Elegancia hasta el delirio
La crispación ha cedido por unas horas su territorio habitual al oasis de la música. La república independiente de Ibermúsica, con su presidente Alfonso Aijón, funciona al margen de las convenciones, instalada como está en el reino utópico de la búsqueda de la excelencia artística, con la libertad para su oficio que supone no gozar de un solo euro de subvención pública. En este panorama desembarcó en Madrid por un par de días una orquesta de leyenda, la del Concertgebouw de Ámsterdam, con su director titular Mariss Jansons al frente, en plena gira de celebración por los cinco continentes de sus 125 años de existencia, reservando en esta primera fase de su vuelta al mundo un trato de privilegio para la capital española con dos programas diferentes, algo solamente compartido por Viena y Nueva York. Era, pues, comprensible el grado de expectación existente y previsible el lleno hasta la bandera.
ROYAL CONCERTGEBOUW ORCHESTRA
Director: Mariss Jansons.
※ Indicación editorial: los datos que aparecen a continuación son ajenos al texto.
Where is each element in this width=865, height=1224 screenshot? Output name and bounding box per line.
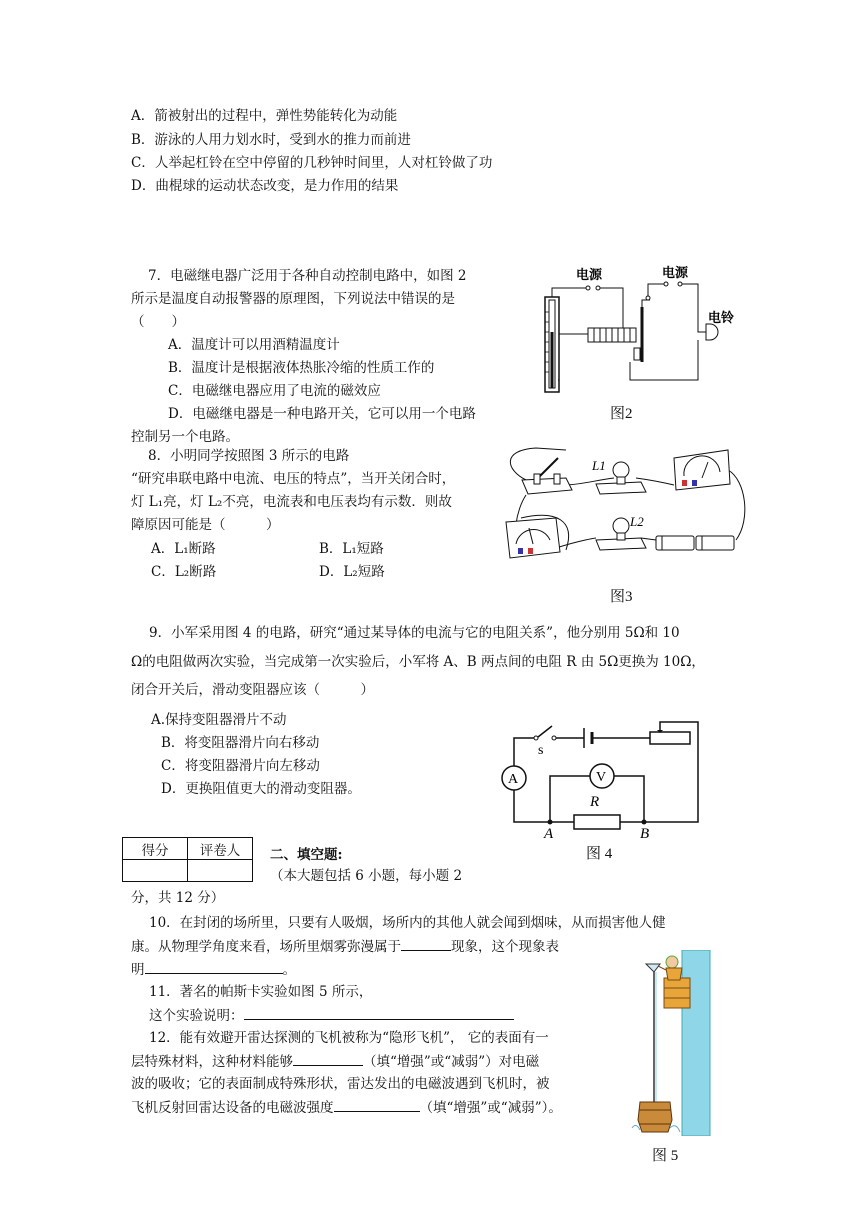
q11-line2-text: 这个实验说明： bbox=[149, 1008, 244, 1024]
fig3-l1-label: L1 bbox=[592, 458, 606, 473]
section-2-note-line2: 分，共 12 分） bbox=[131, 890, 225, 906]
figure-5-caption: 图 5 bbox=[652, 1148, 679, 1164]
q11-blank[interactable] bbox=[244, 1005, 514, 1020]
q12-blank-1[interactable] bbox=[293, 1051, 363, 1066]
q7-option-d: D．电磁继电器是一种电路开关，它可以用一个电路 bbox=[168, 406, 476, 422]
figure-3-series-circuit bbox=[496, 440, 756, 580]
figure-2-relay-diagram bbox=[518, 262, 748, 404]
q12-blank-2[interactable] bbox=[334, 1097, 420, 1112]
q8-line4: 障原因可能是（ ） bbox=[131, 517, 280, 533]
q7-option-a: A．温度计可以用酒精温度计 bbox=[168, 337, 340, 353]
q11-line1: 11．著名的帕斯卡实验如图 5 所示， bbox=[149, 984, 373, 1000]
fig2-power1-label: 电源 bbox=[576, 267, 603, 282]
figure-4-caption: 图 4 bbox=[586, 846, 613, 862]
section-2-note-line1: （本大题包括 6 小题，每小题 2 bbox=[270, 868, 463, 884]
fig4-point-a-label: A bbox=[544, 826, 554, 840]
q10-line3-end: 。 bbox=[282, 962, 296, 978]
q10-line3-start: 明 bbox=[131, 962, 145, 978]
q8-option-b: B．L₁短路 bbox=[319, 541, 384, 557]
fig4-point-b-label: B bbox=[640, 826, 650, 840]
fig4-ammeter-label: A bbox=[508, 772, 519, 787]
q9-line3: 闭合开关后，滑动变阻器应该（ ） bbox=[131, 682, 374, 698]
q10-blank-1[interactable] bbox=[401, 936, 451, 951]
q7-option-c: C．电磁继电器应用了电流的磁效应 bbox=[168, 383, 381, 399]
q12-line4-start: 飞机反射回雷达设备的电磁波强度 bbox=[131, 1100, 334, 1116]
fig3-l2-label: L2 bbox=[630, 514, 644, 529]
q10-line1: 10．在封闭的场所里，只要有人吸烟，场所内的其他人就会闻到烟味，从而损害他人健 bbox=[149, 915, 666, 931]
figure-4-circuit bbox=[494, 718, 724, 840]
q9-option-a: A.保持变阻器滑片不动 bbox=[151, 712, 287, 728]
score-cell[interactable] bbox=[123, 860, 188, 882]
q9-line2: Ω的电阻做两次实验，当完成第一次实验后，小军将 A、B 两点间的电阻 R 由 5Ω更换为 10Ω， bbox=[131, 654, 705, 670]
q11-line2 bbox=[149, 1005, 514, 1026]
q7-paren: （ ） bbox=[131, 314, 185, 330]
grader-header: 评卷人 bbox=[188, 838, 253, 860]
q12-line2-start: 层特殊材料，这种材料能够 bbox=[131, 1054, 293, 1070]
q9-option-b: B．将变阻器滑片向右移动 bbox=[161, 735, 320, 751]
q12-line4-end: （填“增强”或“减弱”）。 bbox=[419, 1100, 562, 1116]
q12-line2 bbox=[131, 1051, 539, 1072]
q6-option-d: D．曲棍球的运动状态改变，是力作用的结果 bbox=[131, 178, 399, 194]
score-header: 得分 bbox=[123, 838, 188, 860]
q8-line2: “研究串联电路中电流、电压的特点”，当开关闭合时， bbox=[131, 471, 456, 487]
q6-option-b: B．游泳的人用力划水时，受到水的推力而前进 bbox=[131, 132, 411, 148]
q10-line2-start: 康。从物理学角度来看，场所里烟雾弥漫属于 bbox=[131, 939, 401, 955]
q8-option-a: A．L₁断路 bbox=[151, 541, 216, 557]
q7-option-b: B．温度计是根据液体热胀冷缩的性质工作的 bbox=[168, 360, 435, 376]
fig4-voltmeter-label: V bbox=[596, 770, 607, 785]
q7-option-d-cont: 控制另一个电路。 bbox=[131, 429, 239, 445]
q12-line3: 波的吸收；它的表面制成特殊形状，雷达发出的电磁波遇到飞机时，被 bbox=[131, 1076, 550, 1092]
q12-line2-end: （填“增强”或“减弱”）对电磁 bbox=[363, 1054, 540, 1070]
q9-option-c: C．将变阻器滑片向左移动 bbox=[161, 758, 320, 774]
figure-2-caption: 图2 bbox=[610, 406, 633, 422]
q12-line1: 12．能有效避开雷达探测的飞机被称为“隐形飞机”， 它的表面有一 bbox=[149, 1030, 549, 1046]
figure-5-pascal-barrel bbox=[628, 950, 714, 1136]
fig2-bell-label: 电铃 bbox=[708, 310, 735, 325]
fig4-switch-label: s bbox=[538, 743, 544, 758]
figure-3-caption: 图3 bbox=[610, 589, 633, 605]
q6-option-a: A．箭被射出的过程中，弹性势能转化为动能 bbox=[131, 108, 398, 124]
q10-line3 bbox=[131, 959, 296, 980]
q7-line1: 7．电磁继电器广泛用于各种自动控制电路中，如图 2 bbox=[148, 268, 467, 284]
q8-line1: 8．小明同学按照图 3 所示的电路 bbox=[148, 448, 350, 464]
q10-line2-end: 现象，这个现象表 bbox=[451, 939, 559, 955]
q10-blank-2[interactable] bbox=[145, 959, 283, 974]
score-table bbox=[122, 837, 253, 882]
grader-cell[interactable] bbox=[188, 860, 253, 882]
q12-line4 bbox=[131, 1097, 562, 1118]
fig2-power2-label: 电源 bbox=[662, 265, 689, 280]
fig4-r-label: R bbox=[590, 794, 600, 810]
q8-option-c: C．L₂断路 bbox=[151, 564, 217, 580]
q7-line2: 所示是温度自动报警器的原理图，下列说法中错误的是 bbox=[131, 291, 455, 307]
q9-option-d: D．更换阻值更大的滑动变阻器。 bbox=[161, 781, 361, 797]
q6-option-c: C．人举起杠铃在空中停留的几秒钟时间里，人对杠铃做了功 bbox=[131, 155, 493, 171]
section-2-title: 二、填空题: bbox=[270, 847, 343, 863]
q9-line1: 9．小军采用图 4 的电路，研究“通过某导体的电流与它的电阻关系”，他分别用 5Ω和 10 bbox=[149, 625, 680, 641]
q10-line2 bbox=[131, 936, 559, 957]
q8-line3: 灯 L₁亮，灯 L₂不亮，电流表和电压表均有示数．则故 bbox=[131, 494, 452, 510]
q8-option-d: D．L₂短路 bbox=[319, 564, 385, 580]
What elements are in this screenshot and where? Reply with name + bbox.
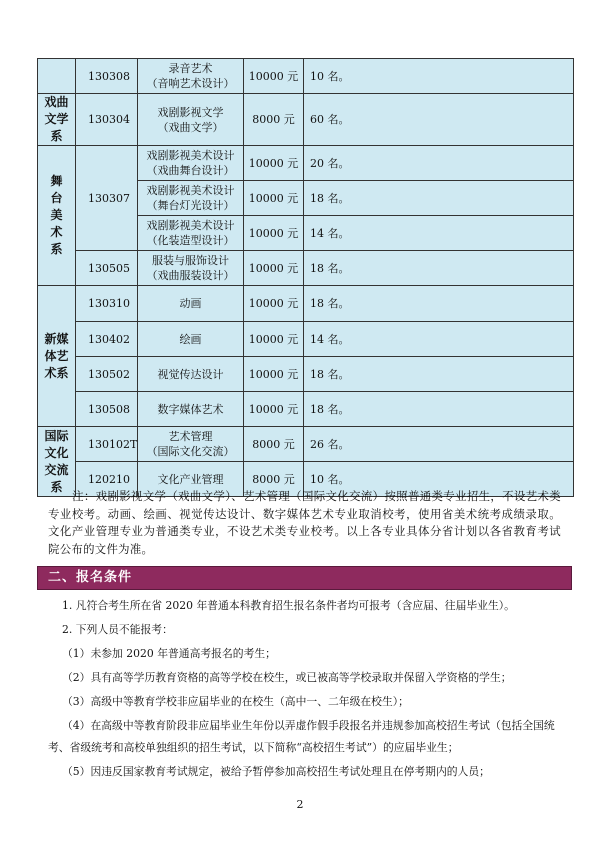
major-name: 视觉传达设计 <box>138 357 244 392</box>
major-name: 绘画 <box>138 322 244 357</box>
table-row <box>38 94 574 146</box>
paragraph: 考、省级统考和高校单独组织的招生考试，以下简称“高校招生考试”）的应届毕业生； <box>48 741 459 754</box>
enrollment-quota: 10 名。 <box>304 462 574 497</box>
dept-cell-continued <box>38 59 76 94</box>
paragraph: （2）具有高等学历教育资格的高等学校在校生，或已被高等学校录取并保留入学资格的学生； <box>62 671 512 684</box>
paragraph: 1. 凡符合考生所在省 2020 年普通本科教育招生报名条件者均可报考（含应届、往届毕业生）。 <box>62 599 515 612</box>
tuition-fee: 10000 元 <box>244 59 304 94</box>
tuition-fee: 10000 元 <box>244 286 304 322</box>
major-code: 130505 <box>76 251 138 286</box>
paragraph: （1）未参加 2020 年普通高考报名的考生； <box>62 647 276 660</box>
major-name: 戏剧影视美术设计 （化装造型设计） <box>138 216 244 251</box>
major-name: 艺术管理 （国际文化交流） <box>138 427 244 462</box>
tuition-fee: 10000 元 <box>244 181 304 216</box>
enrollment-quota: 18 名。 <box>304 286 574 322</box>
enrollment-quota: 26 名。 <box>304 427 574 462</box>
tuition-fee: 10000 元 <box>244 322 304 357</box>
tuition-fee: 10000 元 <box>244 216 304 251</box>
paragraph: （3）高级中等教育学校非应届毕业的在校生（高中一、二年级在校生）； <box>62 695 409 708</box>
table-row <box>38 251 574 286</box>
enrollment-quota: 18 名。 <box>304 181 574 216</box>
table-row <box>38 322 574 357</box>
major-code: 130508 <box>76 392 138 427</box>
tuition-fee: 8000 元 <box>244 427 304 462</box>
major-code: 130310 <box>76 286 138 322</box>
enrollment-quota: 18 名。 <box>304 392 574 427</box>
major-name: 录音艺术 （音响艺术设计） <box>138 59 244 94</box>
table-note: 注：戏剧影视文学（戏曲文学）、艺术管理（国际文化交流）按照普通类专业招生，不设艺术类专业校考。动画、绘画、视觉传达设计、数字媒体艺术专业取消校考，使用省美术统考成绩录取。文化产业管理专业为普通类专业，不设艺术类专业校考。以上各专业具体分省计划以各省教育考试院公布的文件为准。 <box>48 489 561 556</box>
enrollment-quota: 20 名。 <box>304 146 574 181</box>
page-number: 2 <box>296 798 304 811</box>
tuition-fee: 8000 元 <box>244 462 304 497</box>
section-heading: 二、报名条件 <box>37 566 572 590</box>
department-name: 戏曲 文学 系 <box>38 94 76 146</box>
tuition-fee: 10000 元 <box>244 392 304 427</box>
department-name: 国际 文化 交流 系 <box>38 427 76 497</box>
table-row <box>38 427 574 462</box>
tuition-fee: 8000 元 <box>244 94 304 146</box>
major-name: 动画 <box>138 286 244 322</box>
tuition-fee: 10000 元 <box>244 146 304 181</box>
department-name: 新媒 体艺 术系 <box>38 286 76 427</box>
paragraph: （5）因违反国家教育考试规定，被给予暂停参加高校招生考试处理且在停考期内的人员； <box>62 765 490 778</box>
department-name: 舞 台 美 术 系 <box>38 146 76 286</box>
major-code: 130308 <box>76 59 138 94</box>
major-name: 服装与服饰设计 （戏曲服装设计） <box>138 251 244 286</box>
major-table <box>37 58 574 497</box>
major-name: 文化产业管理 <box>138 462 244 497</box>
major-name: 戏剧影视文学 （戏曲文学） <box>138 94 244 146</box>
enrollment-quota: 10 名。 <box>304 59 574 94</box>
major-code: 130304 <box>76 94 138 146</box>
table-row <box>38 286 574 322</box>
tuition-fee: 10000 元 <box>244 251 304 286</box>
paragraph: （4）在高级中等教育阶段非应届毕业生年份以弄虚作假手段报名并违规参加高校招生考试（包括全国统 <box>62 719 555 732</box>
paragraph: 2. 下列人员不能报考： <box>62 623 173 636</box>
enrollment-quota: 18 名。 <box>304 251 574 286</box>
table-row <box>38 392 574 427</box>
table-row <box>38 146 574 181</box>
enrollment-quota: 14 名。 <box>304 322 574 357</box>
enrollment-quota: 60 名。 <box>304 94 574 146</box>
enrollment-quota: 18 名。 <box>304 357 574 392</box>
major-code: 130502 <box>76 357 138 392</box>
table-row <box>38 357 574 392</box>
major-code: 130307 <box>76 146 138 251</box>
major-code: 120210 <box>76 462 138 497</box>
table-row <box>38 59 574 94</box>
tuition-fee: 10000 元 <box>244 357 304 392</box>
major-name: 数字媒体艺术 <box>138 392 244 427</box>
major-name: 戏剧影视美术设计 （舞台灯光设计） <box>138 181 244 216</box>
major-name: 戏剧影视美术设计 （戏曲舞台设计） <box>138 146 244 181</box>
enrollment-quota: 14 名。 <box>304 216 574 251</box>
major-code: 130402 <box>76 322 138 357</box>
major-code: 130102T <box>76 427 138 462</box>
Solista de violín: Leonidas Kavakos. Obras de Bartók, Chaikovsky, Richard Strauss y Bruckner. Ibermúsica.
Auditorio Nacional, 5 y 6 de febrero.
La calidad técnica y artística de la orquesta del Concertgebouw está por encima de cualquier discusión. Se codea de tú a tú con las filarmónicas de Viena y Berlín (la primera abrió este ciclo de Ibermúsica, la segunda lo clausura), con la Staatskapelle de Dresde, con la Sinfónica de Chicago y con quien se le ponga por delante. Es una orquesta magníficamente equilibrada en todas sus secciones, con un sonido elegante hasta el delirio, fiel a sus directores titulares, dúctil en el tratamiento de los diferentes repertorios, y acostumbrada a una acústica modélica en su sede habitual de Ámsterdam. El letón Mariss Jansons lleva al frente de la orquesta desde 2004. Es un maestro que desprende grandes cotas de serenidad. Es sutil, inteligente, racional, con una seguridad a prueba de bombas. Con Bartók y Chaikovski, dejó entrever de alguna manera la vinculación a sus raíces geográficas. Con Richard Strauss y Bruckner rindió pleitesía a la gran cultura musical centroeuropea desde la más pura objetividad.
El violinista griego Leonidas Kavakos regaló al respetable una lectura antológica del Segundo concierto para violín de Bela Bartók, justificando, si es que hacía falta, su admiración infinita por el compositor húngaro y exhibiendo además un estado de gran madurez interpretativa. Con la Quinta de Chaikovski, se producía una curiosa circunstancia: el recuerdo imborrable que dejó hace solamente una semana en Madrid con la misma sinfonía la Filarmónica de San Petersburgo con Temirkanov. El juego de las comparaciones estaba servido. Inclinarse por una de las dos lecturas es complicado. La de los rusos fue más operística, más efusiva, más sentimental, más ligada al corazón o a las tripas; la de la orquesta holandesa más perfeccionista, más cerebral, más específicamente sinfónica, más pegada a la inteligencia afectiva. Lo más sensato es quedarse con una y otra, no con una u otra.
La inmersión centroeuropea estuvo marcada de principio a fin con el sello de la perfección. En el poema sinfónico de Strauss todo el mecanismo sonoro fue impoluto, de los que dejan sin respiración. Pero, ay, también se percibió que el oficio lleva a veces a cierto distanciamiento. En la Séptima de Bruckner el sentimiento de exquisitez interpretativa, de riqueza sonora, iba paralelo al de genialidad limitada. Temas como el que Luchino Visconti utilizó en la película Senso pasaban casi desapercibidos en su aspecto emocional. Por lo demás, las tubas wagnerianas sonaron con gran personalidad, así como las trompas, y la sección de cuerdas, en particular la de violonchelos, fue sencillamente espectacular. Como diría el gran amigo y crítico musical de este periódico Agustí Fancelli: “Ha sido un placer”. A su recuerdo van dedicadas, de una manera especial, estas líneas.